The deaths of her parents and the racism of Philadelphia society cause Angela to leave for New York City, where she decides to fully hide her African-American heritage. She gains acceptance in an elite artistic circle perhaps inspired by the 1920s Greenwich Village avant-garde. She begins a romantic relationship with Roger, a young white man who seems to move among New York's "Four Hundred", the social elite. Their relationship, however, is based in several deceptions. In one of the novel's most important scenes, Angela's sister is newly arrived at Pennsylvania Station from Philadelphia. Angela, who has come to the station to meet her sister, sees her lover. Aware that his racism will cause him to reject her, she brushes by her darker-complected sister, leaving her standing alone in the crowd. Angela's and Roger's deceptions of each other and of themselves lie also in their use of each other for personal gain: Angela seeks Roger's financial comfort; Roger seeks the convenience of sex without having to introduce his new find to his father, whose deep concern is for his future daughter-in-law's pedigree. Roger's abandonment of Angela, the unmasking, to Angela, of his solely sexual intentions, and the mistreatment of Miss Powell, a young artist of African-American heritage, lead Angela to reveal her racial heritage and lose her standing with several of her acquaintances. However, true friends and her sister urge her to travel to Paris to become an artist, and Anthony, a fellow art school classmate of mixed heritage who watched his father die under the hands of a racist mob in the South, declares his love for Angela.

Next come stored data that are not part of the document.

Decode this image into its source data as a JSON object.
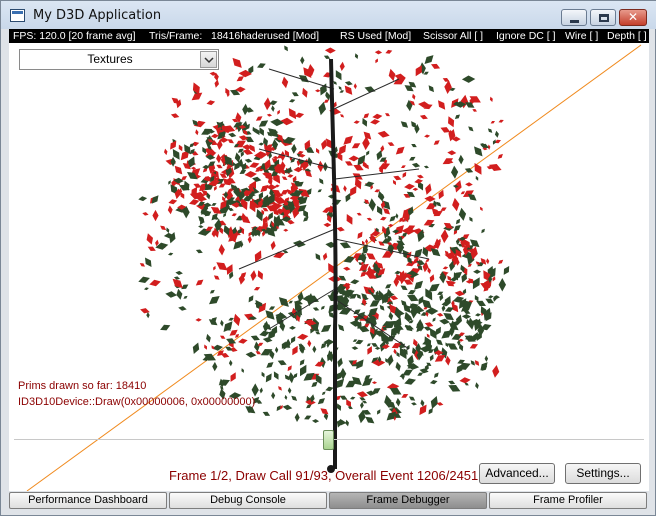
{
  "window": {
    "title": "My D3D Application",
    "controls": {
      "minimize": "minimize",
      "maximize": "maximize",
      "close": "✕"
    }
  },
  "hud": {
    "fps": "FPS: 120.0 [20 frame avg]",
    "tris": "Tris/Frame:",
    "tris_value": "18416haderused [Mod]",
    "rs_used": "RS Used [Mod]",
    "scissor": "Scissor All [ ]",
    "ignore_dc": "Ignore DC [ ]",
    "wire": "Wire [ ]",
    "depth": "Depth [ ]"
  },
  "texture_select": {
    "value": "Textures"
  },
  "debug": {
    "prims": "Prims drawn so far: 18410",
    "draw_call": "ID3D10Device::Draw(0x00000006, 0x00000000)",
    "frame_info": "Frame 1/2, Draw Call 91/93, Overall Event 1206/2451"
  },
  "event_slider": {
    "position_fraction": 0.5
  },
  "buttons": {
    "advanced": "Advanced...",
    "settings": "Settings..."
  },
  "tabs": [
    {
      "label": "Performance Dashboard",
      "active": false
    },
    {
      "label": "Debug Console",
      "active": false
    },
    {
      "label": "Frame Debugger",
      "active": true
    },
    {
      "label": "Frame Profiler",
      "active": false
    }
  ],
  "colors": {
    "leaf_red": "#d21e1e",
    "leaf_green": "#2e4a2a",
    "trunk": "#1a1a1a",
    "guide_line": "#f08a1e",
    "debug_text": "#8b0000"
  }
}
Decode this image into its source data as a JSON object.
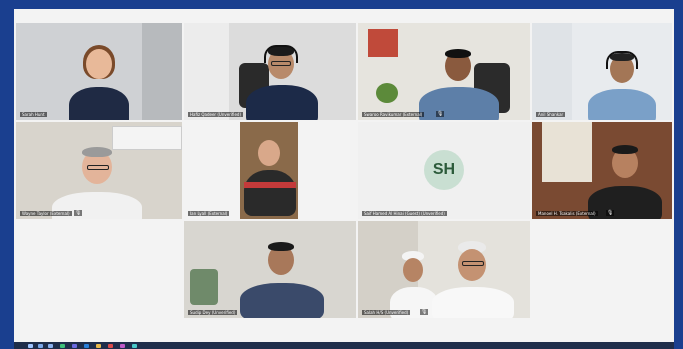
{
  "participants": [
    {
      "name": "Sarah Hunt",
      "mic": false
    },
    {
      "name": "Hafiz Qadeer (Unverified)",
      "mic": false
    },
    {
      "name": "Swaroo Ravikumar (External)",
      "mic": true
    },
    {
      "name": "Anil Shankar",
      "mic": false
    },
    {
      "name": "Wayne Taylor (External)",
      "mic": true
    },
    {
      "name": "Ian Lyall (External)",
      "mic": false
    },
    {
      "name": "Saif Hamed Al Hinai (Guest) (Unverified)",
      "mic": false
    },
    {
      "name": "Manoel H. Tsakalis (External)",
      "mic": true
    },
    {
      "name": "Sudip Dey (Unverified)",
      "mic": false
    },
    {
      "name": "Salah H/S (Unverified)",
      "mic": true
    }
  ],
  "avatar_initials": "SH",
  "colors": {
    "frame": "#1a3f8f",
    "grid_bg": "#f3f3f3",
    "avatar_bg": "#c9dfd2",
    "avatar_text": "#2b5a3a"
  },
  "icons": {
    "mic": "microphone-icon"
  }
}
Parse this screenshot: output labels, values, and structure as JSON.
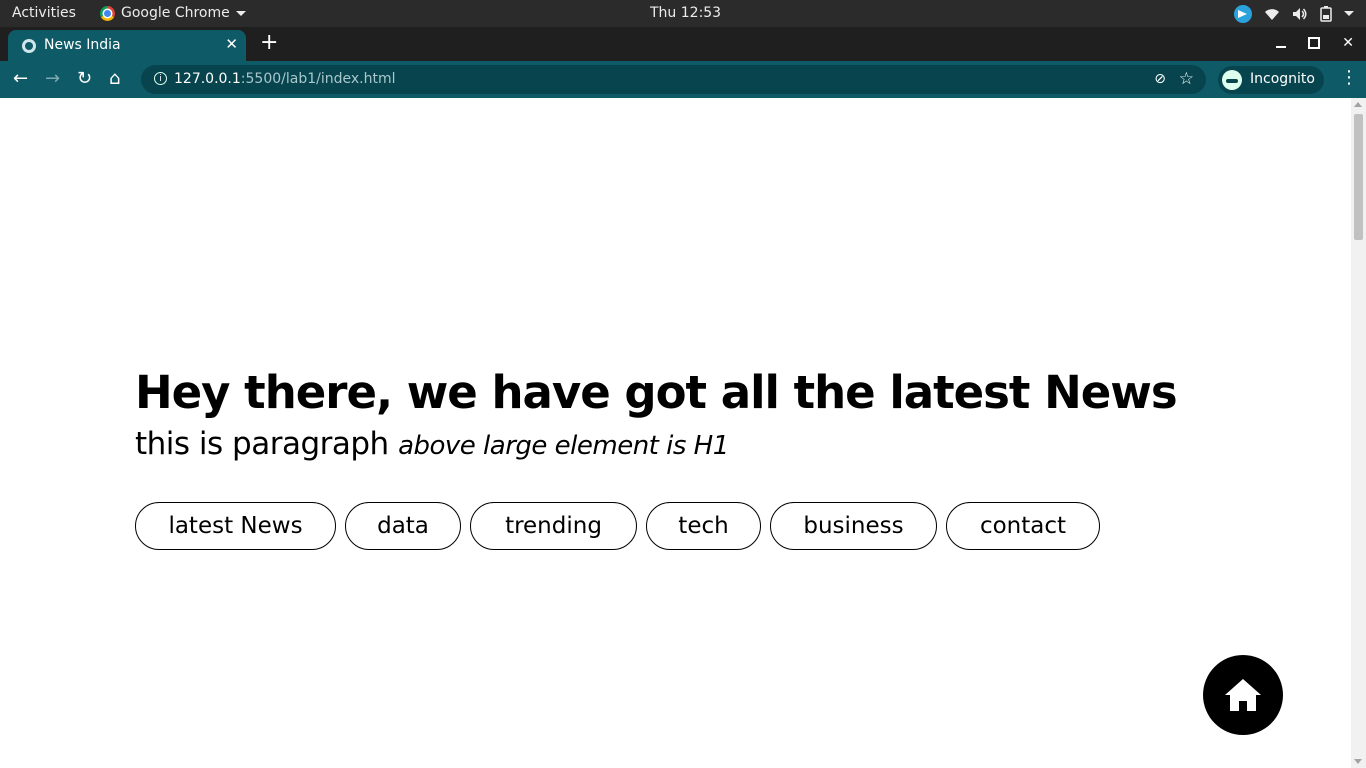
{
  "os": {
    "activities_label": "Activities",
    "app_name": "Google Chrome",
    "clock": "Thu 12:53"
  },
  "browser": {
    "tab": {
      "title": "News India"
    },
    "url": {
      "host": "127.0.0.1",
      "rest": ":5500/lab1/index.html"
    },
    "profile_label": "Incognito"
  },
  "page": {
    "heading": "Hey there, we have got all the latest News",
    "paragraph": "this is paragraph",
    "emphasis": "above large element is H1",
    "nav": [
      {
        "label": "latest News"
      },
      {
        "label": "data"
      },
      {
        "label": "trending"
      },
      {
        "label": "tech"
      },
      {
        "label": "business"
      },
      {
        "label": "contact"
      }
    ],
    "home_button_icon": "home-icon"
  },
  "colors": {
    "toolbar": "#0e5a66",
    "tabstrip": "#1f1f1f",
    "os_bar": "#2b2b2b",
    "fab": "#000000"
  }
}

It seems at the end, Anthony and Angela may come to terms with America's racist past and their own brighter future.

The subtitle of the book, A Novel without a Moral, can be understood as follows: once Angela leaves Philadelphia for New York and a traditional African-American home for life on her own, her morality is no longer clearly defined for her. The “moral to the story” is slowly created for the reader and for the main characters as Angela learns and understands the life lessons that New York affords her.

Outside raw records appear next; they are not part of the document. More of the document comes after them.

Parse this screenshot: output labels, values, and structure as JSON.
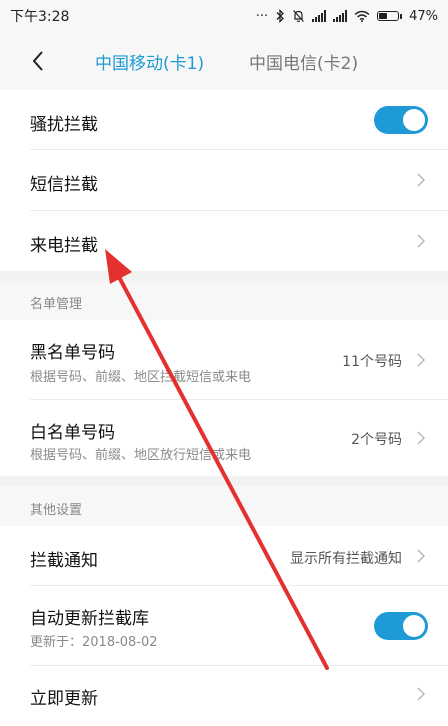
{
  "status_bar": {
    "time": "下午3:28",
    "dots": "···",
    "battery": "47%",
    "battery_level": 0.47
  },
  "header": {
    "tabs": [
      {
        "label": "中国移动(卡1)",
        "active": true
      },
      {
        "label": "中国电信(卡2)",
        "active": false
      }
    ]
  },
  "intercept": {
    "harass": {
      "label": "骚扰拦截",
      "enabled": true
    },
    "sms": {
      "label": "短信拦截"
    },
    "call": {
      "label": "来电拦截"
    }
  },
  "lists": {
    "section_label": "名单管理",
    "blacklist": {
      "title": "黑名单号码",
      "subtitle": "根据号码、前缀、地区拦截短信或来电",
      "count": "11个号码"
    },
    "whitelist": {
      "title": "白名单号码",
      "subtitle": "根据号码、前缀、地区放行短信或来电",
      "count": "2个号码"
    }
  },
  "other": {
    "section_label": "其他设置",
    "notify": {
      "title": "拦截通知",
      "value": "显示所有拦截通知"
    },
    "auto_update": {
      "title": "自动更新拦截库",
      "subtitle": "更新于：2018-08-02",
      "enabled": true
    },
    "update_now": {
      "title": "立即更新"
    }
  },
  "colors": {
    "accent": "#1e9ad6",
    "annotation_arrow": "#e53030"
  }
}
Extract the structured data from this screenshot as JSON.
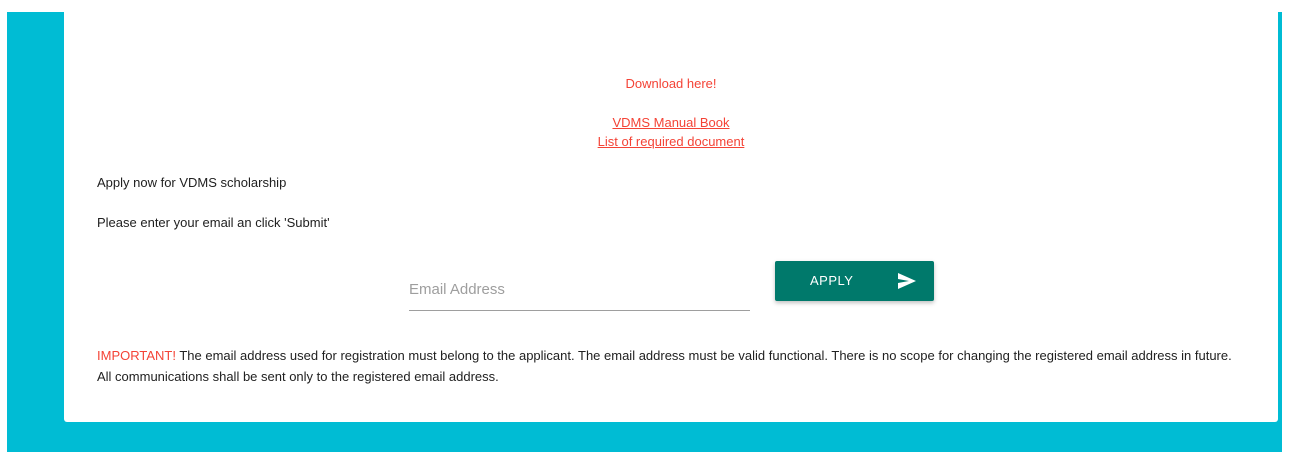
{
  "download": {
    "title": "Download here!",
    "links": [
      "VDMS Manual Book",
      "List of required document"
    ]
  },
  "form": {
    "heading": "Apply now for VDMS scholarship",
    "instruction": "Please enter your email an click 'Submit'",
    "email_placeholder": "Email Address",
    "email_value": "",
    "apply_label": "APPLY",
    "apply_icon": "send-icon"
  },
  "notice": {
    "important_label": "IMPORTANT!",
    "text": " The email address used for registration must belong to the applicant. The email address must be valid functional. There is no scope for changing the registered email address in future. All communications shall be sent only to the registered email address."
  },
  "colors": {
    "frame": "#00bcd4",
    "accent_red": "#f44336",
    "button": "#00796b"
  }
}
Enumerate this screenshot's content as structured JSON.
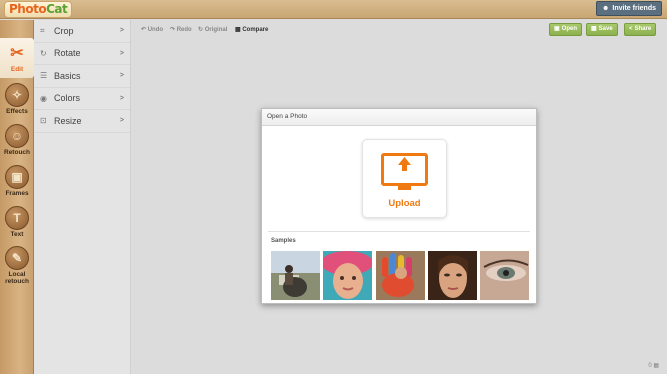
{
  "app": {
    "logo_part1": "Photo",
    "logo_part2": "Cat"
  },
  "header": {
    "invite_label": "Invite friends",
    "invite_icon": "people-icon"
  },
  "rail": {
    "tools": [
      {
        "label": "Edit",
        "icon": "scissors-icon",
        "glyph": "✂",
        "active": true
      },
      {
        "label": "Effects",
        "icon": "wand-icon",
        "glyph": "✧"
      },
      {
        "label": "Retouch",
        "icon": "face-icon",
        "glyph": "☺"
      },
      {
        "label": "Frames",
        "icon": "frame-icon",
        "glyph": "▣"
      },
      {
        "label": "Text",
        "icon": "text-icon",
        "glyph": "T"
      },
      {
        "label": "Local retouch",
        "icon": "brush-icon",
        "glyph": "✎"
      }
    ]
  },
  "submenu": {
    "items": [
      {
        "label": "Crop",
        "icon": "crop-icon",
        "glyph": "⌗"
      },
      {
        "label": "Rotate",
        "icon": "rotate-icon",
        "glyph": "↻"
      },
      {
        "label": "Basics",
        "icon": "sliders-icon",
        "glyph": "☰"
      },
      {
        "label": "Colors",
        "icon": "palette-icon",
        "glyph": "◉"
      },
      {
        "label": "Resize",
        "icon": "resize-icon",
        "glyph": "⊡"
      }
    ],
    "chevron": ">"
  },
  "toolbar": {
    "undo": "Undo",
    "redo": "Redo",
    "original": "Original",
    "compare": "Compare",
    "open": "Open",
    "save": "Save",
    "share": "Share"
  },
  "dialog": {
    "title": "Open a Photo",
    "upload_label": "Upload",
    "samples_label": "Samples"
  },
  "status": {
    "counter": "0"
  },
  "colors": {
    "accent": "#f07a12",
    "green": "#8db04f",
    "wood": "#c9a171"
  }
}
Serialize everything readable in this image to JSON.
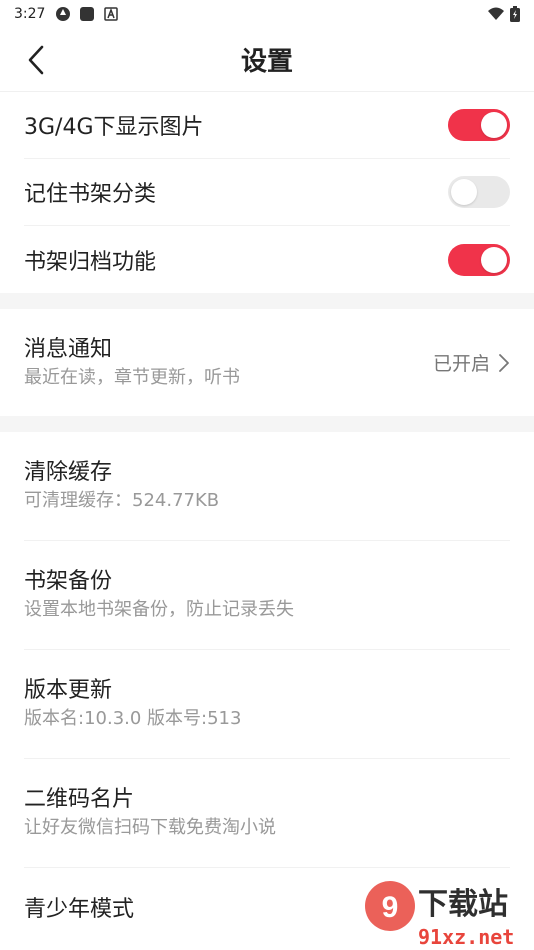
{
  "status_bar": {
    "time": "3:27"
  },
  "nav": {
    "title": "设置"
  },
  "toggles": [
    {
      "label": "3G/4G下显示图片",
      "on": true
    },
    {
      "label": "记住书架分类",
      "on": false
    },
    {
      "label": "书架归档功能",
      "on": true
    }
  ],
  "notify": {
    "title": "消息通知",
    "subtitle": "最近在读，章节更新，听书",
    "status": "已开启"
  },
  "items": [
    {
      "title": "清除缓存",
      "subtitle": "可清理缓存：524.77KB"
    },
    {
      "title": "书架备份",
      "subtitle": "设置本地书架备份，防止记录丢失"
    },
    {
      "title": "版本更新",
      "subtitle": "版本名:10.3.0  版本号:513"
    },
    {
      "title": "二维码名片",
      "subtitle": "让好友微信扫码下载免费淘小说"
    },
    {
      "title": "青少年模式"
    }
  ],
  "watermark": {
    "text": "下载站",
    "url_text": "91xz.net"
  },
  "colors": {
    "accent": "#f0334a",
    "switch_off": "#e9e9e9",
    "divider": "#f5f5f5"
  }
}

==Other novels of passing and the color line==

- Nella Larsen's novel Passing, published in the same year, has a very similar plot: a light-skinned African-American woman pretends to be white and becomes involved with a white supremacist.
- In her novel Joy, set two generations later, Marsha Hunt's eponymous heroine, herself too dark-skinned to pass for white, only associates with white people because she believes that they are superior and that she will find fulfillment in life that way.
- Another passing narrative is Philip Roth's novel The Human Stain, where a light-skinned man passes in order to be able to join the army during World War II and goes on to live the rest of his life as a Jewish professor.
- Erskine Caldwell's short story "Saturday Afternoon" depicts a lynching in very much the same way as the story Anthony Cross tells about his father's violent death in Georgia.